STANZAS FROM THE FLEDGLING BARD AND THE POETRY SOCIETY

Part I

I'm out to find the new, the modern school,
Where Science trains the fledgling bard to fly,
Where critics teach the ignorant, the fool,
To write the stuff the editors would buy;
It matters not e'en tho it be a lie,—
Just so it aims to smash tradition's crown
And build up one instead decked with a new renown.

A thought is haunting me by night and day,
And in some safe archive I seek to lay it;
I have some startling thing I wish to say,
And they can put me wise just how to say it.
Without their aid, I, like the ass, must bray it,
Without due knowledge of its mood and tense,
And so 'tis sure to fail the bard to recompense.
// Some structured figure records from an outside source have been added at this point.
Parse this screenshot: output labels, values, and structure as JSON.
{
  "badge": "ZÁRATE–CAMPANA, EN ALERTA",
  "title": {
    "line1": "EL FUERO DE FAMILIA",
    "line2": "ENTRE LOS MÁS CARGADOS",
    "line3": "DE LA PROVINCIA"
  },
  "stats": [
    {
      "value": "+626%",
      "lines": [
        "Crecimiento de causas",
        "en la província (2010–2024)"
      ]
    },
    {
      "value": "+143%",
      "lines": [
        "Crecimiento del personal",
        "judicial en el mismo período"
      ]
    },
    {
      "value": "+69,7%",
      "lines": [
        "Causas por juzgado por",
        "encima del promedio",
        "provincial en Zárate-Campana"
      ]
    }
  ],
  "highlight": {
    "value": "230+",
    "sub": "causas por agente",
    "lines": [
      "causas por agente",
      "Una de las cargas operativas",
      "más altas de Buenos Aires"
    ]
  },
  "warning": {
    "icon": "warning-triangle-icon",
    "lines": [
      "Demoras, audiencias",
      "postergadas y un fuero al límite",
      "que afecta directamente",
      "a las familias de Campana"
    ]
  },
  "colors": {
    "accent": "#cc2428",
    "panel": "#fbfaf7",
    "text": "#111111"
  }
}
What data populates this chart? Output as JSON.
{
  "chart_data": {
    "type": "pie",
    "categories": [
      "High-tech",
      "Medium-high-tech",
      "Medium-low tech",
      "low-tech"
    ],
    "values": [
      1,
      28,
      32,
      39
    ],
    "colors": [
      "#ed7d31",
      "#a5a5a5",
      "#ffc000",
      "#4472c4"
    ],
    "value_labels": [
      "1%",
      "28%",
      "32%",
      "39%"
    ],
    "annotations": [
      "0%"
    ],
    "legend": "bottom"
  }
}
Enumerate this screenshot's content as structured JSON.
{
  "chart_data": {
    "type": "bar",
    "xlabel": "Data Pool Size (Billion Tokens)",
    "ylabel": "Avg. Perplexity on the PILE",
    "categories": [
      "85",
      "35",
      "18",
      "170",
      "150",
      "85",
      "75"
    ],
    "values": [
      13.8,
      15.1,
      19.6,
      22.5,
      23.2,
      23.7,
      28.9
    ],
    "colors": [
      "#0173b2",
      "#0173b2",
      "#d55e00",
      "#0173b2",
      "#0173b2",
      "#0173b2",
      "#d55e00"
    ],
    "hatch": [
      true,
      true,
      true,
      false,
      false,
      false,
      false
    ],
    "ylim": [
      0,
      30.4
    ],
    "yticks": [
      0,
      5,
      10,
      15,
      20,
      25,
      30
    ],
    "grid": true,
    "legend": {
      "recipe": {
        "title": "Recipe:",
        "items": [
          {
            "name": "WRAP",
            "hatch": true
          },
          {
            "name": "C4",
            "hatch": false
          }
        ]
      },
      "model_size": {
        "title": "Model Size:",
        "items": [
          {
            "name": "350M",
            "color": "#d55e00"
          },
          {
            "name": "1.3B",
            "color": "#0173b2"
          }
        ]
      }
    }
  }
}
Will some kind one direct me to that college
Where every budding genius now is headed,
The only source to gain poetic knowledge,
Where all the sacred truths lay deep imbedded,
Where nothing but the genuine goods are shredded,—
The factory where they shape new feet and meters
That make poetic symbols sound like carpet beaters.

* * * * *

I hope I'll be an eligible student,
E'en tho I am no poet in a sense,
But just a hot-head youth with ways imprudent,—
A rustic ranting rhymer like by chance
Who thinks that he can make the muses dance
By beating on some poet's borrowed lyre,
To win some fool's applause and please his own desire.

Perhaps they'll never know or e'en suspect
That I am not a true, a genuine poet;
If in the poet's colors I am decked
They may not ask me e'er to prove or show it.
I'll play the wise old cock, nor try to crow it,
But be content to gaze with open mind;
I'll never show the lead but eye things from behind.